Ora, la domanda che in molti si stanno facendo è un’altra: cosa succederà al mercato immobiliare?

Le ipotesi sono diverse. Un’offerta più ampia a prezzi calmierati potrebbe allentare la pressione sui canoni di affitto nelle grandi città, dove la domanda supera da anni l’offerta disponibile. Per i proprietari che oggi affittano a prezzi di mercato, questo potrebbe significare una concorrenza nuova e inaspettata.

Sul fronte degli acquisti, l’immissione di 60.000 immobili pubblici a prezzi ridotti potrebbe influenzare i valori in alcune zone, soprattutto nelle aree urbane già sotto pressione. Non una rivoluzione immediata, ma un segnale che il mercato dovrà iniziare ad assorbire.

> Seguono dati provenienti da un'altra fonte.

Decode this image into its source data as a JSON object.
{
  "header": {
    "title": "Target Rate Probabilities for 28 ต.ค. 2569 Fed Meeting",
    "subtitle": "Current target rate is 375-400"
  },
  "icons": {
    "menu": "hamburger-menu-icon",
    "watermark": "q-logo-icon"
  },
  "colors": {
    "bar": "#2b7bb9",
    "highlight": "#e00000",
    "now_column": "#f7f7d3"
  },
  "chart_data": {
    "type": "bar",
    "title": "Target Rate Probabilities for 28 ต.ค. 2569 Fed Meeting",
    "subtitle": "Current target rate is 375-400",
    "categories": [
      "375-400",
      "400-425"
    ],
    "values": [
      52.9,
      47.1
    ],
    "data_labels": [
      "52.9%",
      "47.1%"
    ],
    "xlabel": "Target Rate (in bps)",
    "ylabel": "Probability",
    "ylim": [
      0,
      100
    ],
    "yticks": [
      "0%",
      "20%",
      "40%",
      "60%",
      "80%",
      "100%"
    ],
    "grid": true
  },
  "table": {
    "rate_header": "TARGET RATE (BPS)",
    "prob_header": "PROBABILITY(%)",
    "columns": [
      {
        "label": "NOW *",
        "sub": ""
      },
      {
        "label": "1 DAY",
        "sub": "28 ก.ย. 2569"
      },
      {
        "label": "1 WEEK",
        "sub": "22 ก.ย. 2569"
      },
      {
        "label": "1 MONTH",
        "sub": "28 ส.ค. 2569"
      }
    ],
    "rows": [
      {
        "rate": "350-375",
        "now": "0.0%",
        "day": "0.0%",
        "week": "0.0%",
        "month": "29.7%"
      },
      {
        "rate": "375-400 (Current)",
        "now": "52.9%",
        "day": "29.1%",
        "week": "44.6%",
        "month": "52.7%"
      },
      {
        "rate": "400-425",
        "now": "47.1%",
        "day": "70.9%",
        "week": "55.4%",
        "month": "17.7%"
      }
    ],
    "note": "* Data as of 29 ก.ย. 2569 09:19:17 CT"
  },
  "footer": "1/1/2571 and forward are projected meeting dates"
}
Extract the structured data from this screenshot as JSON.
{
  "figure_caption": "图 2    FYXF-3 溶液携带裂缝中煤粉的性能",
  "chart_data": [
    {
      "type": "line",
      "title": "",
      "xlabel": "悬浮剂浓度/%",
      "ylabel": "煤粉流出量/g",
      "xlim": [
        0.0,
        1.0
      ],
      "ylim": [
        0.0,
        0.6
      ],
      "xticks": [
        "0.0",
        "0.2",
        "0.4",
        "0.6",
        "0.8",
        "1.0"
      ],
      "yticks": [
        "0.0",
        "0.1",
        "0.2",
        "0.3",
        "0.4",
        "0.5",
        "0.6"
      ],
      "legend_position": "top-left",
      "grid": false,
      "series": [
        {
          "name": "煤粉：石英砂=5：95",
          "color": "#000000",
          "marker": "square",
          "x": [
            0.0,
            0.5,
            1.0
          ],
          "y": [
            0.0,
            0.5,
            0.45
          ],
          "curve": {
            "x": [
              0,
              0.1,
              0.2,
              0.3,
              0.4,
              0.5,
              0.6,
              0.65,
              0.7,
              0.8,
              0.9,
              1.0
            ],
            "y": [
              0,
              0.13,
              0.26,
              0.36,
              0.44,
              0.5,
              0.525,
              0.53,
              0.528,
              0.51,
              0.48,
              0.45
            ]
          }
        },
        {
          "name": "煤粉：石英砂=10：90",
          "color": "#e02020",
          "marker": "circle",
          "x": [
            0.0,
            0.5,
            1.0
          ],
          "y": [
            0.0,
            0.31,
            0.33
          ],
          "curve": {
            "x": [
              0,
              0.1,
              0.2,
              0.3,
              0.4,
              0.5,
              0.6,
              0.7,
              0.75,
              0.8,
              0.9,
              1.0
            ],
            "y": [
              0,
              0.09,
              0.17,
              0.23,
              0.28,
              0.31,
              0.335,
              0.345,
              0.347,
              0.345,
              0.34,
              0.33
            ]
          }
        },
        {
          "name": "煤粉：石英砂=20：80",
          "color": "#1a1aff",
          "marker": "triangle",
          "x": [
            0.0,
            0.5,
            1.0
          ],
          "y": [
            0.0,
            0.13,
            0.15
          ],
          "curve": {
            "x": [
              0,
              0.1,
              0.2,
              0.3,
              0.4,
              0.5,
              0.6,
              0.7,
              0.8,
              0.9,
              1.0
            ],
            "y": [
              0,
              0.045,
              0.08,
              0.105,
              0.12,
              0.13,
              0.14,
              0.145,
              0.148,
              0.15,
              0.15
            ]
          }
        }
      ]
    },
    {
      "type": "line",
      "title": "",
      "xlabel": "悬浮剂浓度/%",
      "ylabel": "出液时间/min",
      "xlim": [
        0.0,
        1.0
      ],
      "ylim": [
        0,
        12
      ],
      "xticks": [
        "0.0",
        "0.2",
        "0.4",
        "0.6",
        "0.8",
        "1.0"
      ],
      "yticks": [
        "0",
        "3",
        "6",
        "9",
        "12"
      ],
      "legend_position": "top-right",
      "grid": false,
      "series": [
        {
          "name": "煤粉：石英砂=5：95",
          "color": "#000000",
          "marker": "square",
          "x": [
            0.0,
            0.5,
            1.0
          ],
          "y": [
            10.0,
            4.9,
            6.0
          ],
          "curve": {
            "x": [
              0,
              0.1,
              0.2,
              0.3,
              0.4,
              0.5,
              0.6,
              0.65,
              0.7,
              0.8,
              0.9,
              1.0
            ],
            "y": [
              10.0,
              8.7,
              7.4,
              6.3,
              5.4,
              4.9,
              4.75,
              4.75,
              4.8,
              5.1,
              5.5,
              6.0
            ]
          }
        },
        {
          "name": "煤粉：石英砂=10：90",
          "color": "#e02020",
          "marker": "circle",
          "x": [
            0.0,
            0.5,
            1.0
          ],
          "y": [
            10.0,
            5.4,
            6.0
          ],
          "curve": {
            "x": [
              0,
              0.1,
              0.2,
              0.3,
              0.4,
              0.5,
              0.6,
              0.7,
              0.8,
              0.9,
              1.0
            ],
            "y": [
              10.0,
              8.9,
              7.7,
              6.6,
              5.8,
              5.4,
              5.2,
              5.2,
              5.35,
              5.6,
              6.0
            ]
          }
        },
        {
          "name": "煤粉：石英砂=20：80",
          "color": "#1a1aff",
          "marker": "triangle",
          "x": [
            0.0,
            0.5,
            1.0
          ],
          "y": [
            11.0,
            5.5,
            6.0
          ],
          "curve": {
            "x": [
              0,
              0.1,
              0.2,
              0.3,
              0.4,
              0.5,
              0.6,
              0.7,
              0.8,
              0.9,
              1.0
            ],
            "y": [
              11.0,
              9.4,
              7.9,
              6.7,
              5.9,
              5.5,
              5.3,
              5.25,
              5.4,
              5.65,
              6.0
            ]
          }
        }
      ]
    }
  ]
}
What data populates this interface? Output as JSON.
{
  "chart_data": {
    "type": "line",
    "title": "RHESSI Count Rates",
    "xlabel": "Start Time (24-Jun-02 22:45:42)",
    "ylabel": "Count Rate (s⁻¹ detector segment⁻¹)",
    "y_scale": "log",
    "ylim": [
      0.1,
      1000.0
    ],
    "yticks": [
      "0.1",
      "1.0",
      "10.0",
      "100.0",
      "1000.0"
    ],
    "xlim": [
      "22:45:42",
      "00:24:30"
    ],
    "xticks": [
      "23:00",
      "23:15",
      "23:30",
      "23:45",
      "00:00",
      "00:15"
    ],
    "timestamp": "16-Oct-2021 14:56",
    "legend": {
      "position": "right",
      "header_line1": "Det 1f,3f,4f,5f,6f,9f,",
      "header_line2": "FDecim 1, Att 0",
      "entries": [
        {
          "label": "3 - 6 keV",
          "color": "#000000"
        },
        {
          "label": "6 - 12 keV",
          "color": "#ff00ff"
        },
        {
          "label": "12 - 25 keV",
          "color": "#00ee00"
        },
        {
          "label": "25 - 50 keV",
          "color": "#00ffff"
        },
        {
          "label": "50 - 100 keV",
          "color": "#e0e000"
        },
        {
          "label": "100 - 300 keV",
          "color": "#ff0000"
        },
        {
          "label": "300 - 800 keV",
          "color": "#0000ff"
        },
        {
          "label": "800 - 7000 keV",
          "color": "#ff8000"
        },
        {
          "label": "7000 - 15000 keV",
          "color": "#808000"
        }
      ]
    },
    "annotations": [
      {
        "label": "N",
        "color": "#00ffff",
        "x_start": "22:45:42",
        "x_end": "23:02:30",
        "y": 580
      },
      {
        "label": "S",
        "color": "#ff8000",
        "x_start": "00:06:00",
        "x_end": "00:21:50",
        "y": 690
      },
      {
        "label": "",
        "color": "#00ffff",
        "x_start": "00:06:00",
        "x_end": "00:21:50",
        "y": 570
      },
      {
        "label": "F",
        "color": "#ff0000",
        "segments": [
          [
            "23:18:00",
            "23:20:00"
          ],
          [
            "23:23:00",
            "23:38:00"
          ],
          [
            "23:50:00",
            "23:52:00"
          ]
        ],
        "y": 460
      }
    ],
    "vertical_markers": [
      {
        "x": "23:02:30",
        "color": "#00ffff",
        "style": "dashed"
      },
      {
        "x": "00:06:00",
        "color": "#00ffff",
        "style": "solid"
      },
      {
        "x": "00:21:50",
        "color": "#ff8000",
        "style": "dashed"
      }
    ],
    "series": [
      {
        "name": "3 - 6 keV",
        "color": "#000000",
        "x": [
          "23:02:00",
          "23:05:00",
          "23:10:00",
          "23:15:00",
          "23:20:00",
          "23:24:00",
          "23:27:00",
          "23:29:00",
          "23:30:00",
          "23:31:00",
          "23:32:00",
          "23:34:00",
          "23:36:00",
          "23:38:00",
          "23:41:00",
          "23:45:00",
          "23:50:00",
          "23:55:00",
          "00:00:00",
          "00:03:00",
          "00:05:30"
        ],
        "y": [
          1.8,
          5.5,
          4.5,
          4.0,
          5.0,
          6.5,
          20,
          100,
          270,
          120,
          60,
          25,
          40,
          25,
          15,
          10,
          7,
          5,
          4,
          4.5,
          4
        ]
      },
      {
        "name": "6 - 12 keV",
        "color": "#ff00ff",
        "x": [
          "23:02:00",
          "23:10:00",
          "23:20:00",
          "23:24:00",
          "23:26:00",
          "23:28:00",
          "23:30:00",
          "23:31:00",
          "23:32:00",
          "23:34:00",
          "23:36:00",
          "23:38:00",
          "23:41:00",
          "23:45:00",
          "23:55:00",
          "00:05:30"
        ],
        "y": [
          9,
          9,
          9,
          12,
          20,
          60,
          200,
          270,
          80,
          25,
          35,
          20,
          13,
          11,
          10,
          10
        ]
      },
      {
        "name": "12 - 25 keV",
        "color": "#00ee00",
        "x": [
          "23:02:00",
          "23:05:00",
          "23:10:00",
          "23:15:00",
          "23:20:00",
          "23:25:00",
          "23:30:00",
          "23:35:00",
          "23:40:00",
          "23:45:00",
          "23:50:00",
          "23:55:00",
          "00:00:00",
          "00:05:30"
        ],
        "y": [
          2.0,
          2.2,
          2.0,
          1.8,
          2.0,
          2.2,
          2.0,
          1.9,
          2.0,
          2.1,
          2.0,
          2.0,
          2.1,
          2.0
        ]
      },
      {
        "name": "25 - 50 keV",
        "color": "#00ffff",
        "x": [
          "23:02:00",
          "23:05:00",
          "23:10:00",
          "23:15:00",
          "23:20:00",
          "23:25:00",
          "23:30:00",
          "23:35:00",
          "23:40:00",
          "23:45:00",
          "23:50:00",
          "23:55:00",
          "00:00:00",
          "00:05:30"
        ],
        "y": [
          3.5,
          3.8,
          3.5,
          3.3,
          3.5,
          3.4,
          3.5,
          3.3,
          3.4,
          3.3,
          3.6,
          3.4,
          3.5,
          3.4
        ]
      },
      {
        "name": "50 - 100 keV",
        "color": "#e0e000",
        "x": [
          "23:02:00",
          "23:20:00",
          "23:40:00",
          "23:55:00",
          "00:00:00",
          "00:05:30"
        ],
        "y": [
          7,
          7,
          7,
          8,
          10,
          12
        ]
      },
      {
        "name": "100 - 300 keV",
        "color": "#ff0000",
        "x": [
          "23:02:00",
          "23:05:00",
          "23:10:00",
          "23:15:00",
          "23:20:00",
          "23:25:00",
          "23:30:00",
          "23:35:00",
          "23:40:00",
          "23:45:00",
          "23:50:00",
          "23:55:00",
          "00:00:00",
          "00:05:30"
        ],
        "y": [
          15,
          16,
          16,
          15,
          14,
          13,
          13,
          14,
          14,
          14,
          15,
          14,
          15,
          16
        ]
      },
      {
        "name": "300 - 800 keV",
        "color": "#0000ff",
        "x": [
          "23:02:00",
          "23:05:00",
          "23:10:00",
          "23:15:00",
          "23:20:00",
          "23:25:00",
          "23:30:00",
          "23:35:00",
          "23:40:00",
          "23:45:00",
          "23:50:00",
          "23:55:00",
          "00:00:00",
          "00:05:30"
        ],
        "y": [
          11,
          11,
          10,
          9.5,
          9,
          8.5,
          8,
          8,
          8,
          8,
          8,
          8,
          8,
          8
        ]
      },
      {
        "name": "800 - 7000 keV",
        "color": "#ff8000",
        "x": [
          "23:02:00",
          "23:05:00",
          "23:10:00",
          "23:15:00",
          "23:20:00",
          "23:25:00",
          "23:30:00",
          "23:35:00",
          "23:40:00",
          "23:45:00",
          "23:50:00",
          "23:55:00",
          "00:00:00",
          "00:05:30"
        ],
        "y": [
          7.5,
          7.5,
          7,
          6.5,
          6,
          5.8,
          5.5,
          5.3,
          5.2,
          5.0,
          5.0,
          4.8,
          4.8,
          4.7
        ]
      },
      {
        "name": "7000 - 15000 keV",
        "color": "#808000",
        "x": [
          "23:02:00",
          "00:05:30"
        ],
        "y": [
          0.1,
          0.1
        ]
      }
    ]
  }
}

Chi invece sta valutando un investimento immobiliare farà bene a monitorare da vicino l’evoluzione del piano: le semplificazioni burocratiche e gli incentivi per i privati potrebbero aprire opportunità interessanti, ma solo per chi saprà muoversi in anticipo.

Il Piano è appena partito. I tempi della politica e quelli del mercato raramente coincidono. Ma ignorarlo sarebbe un errore.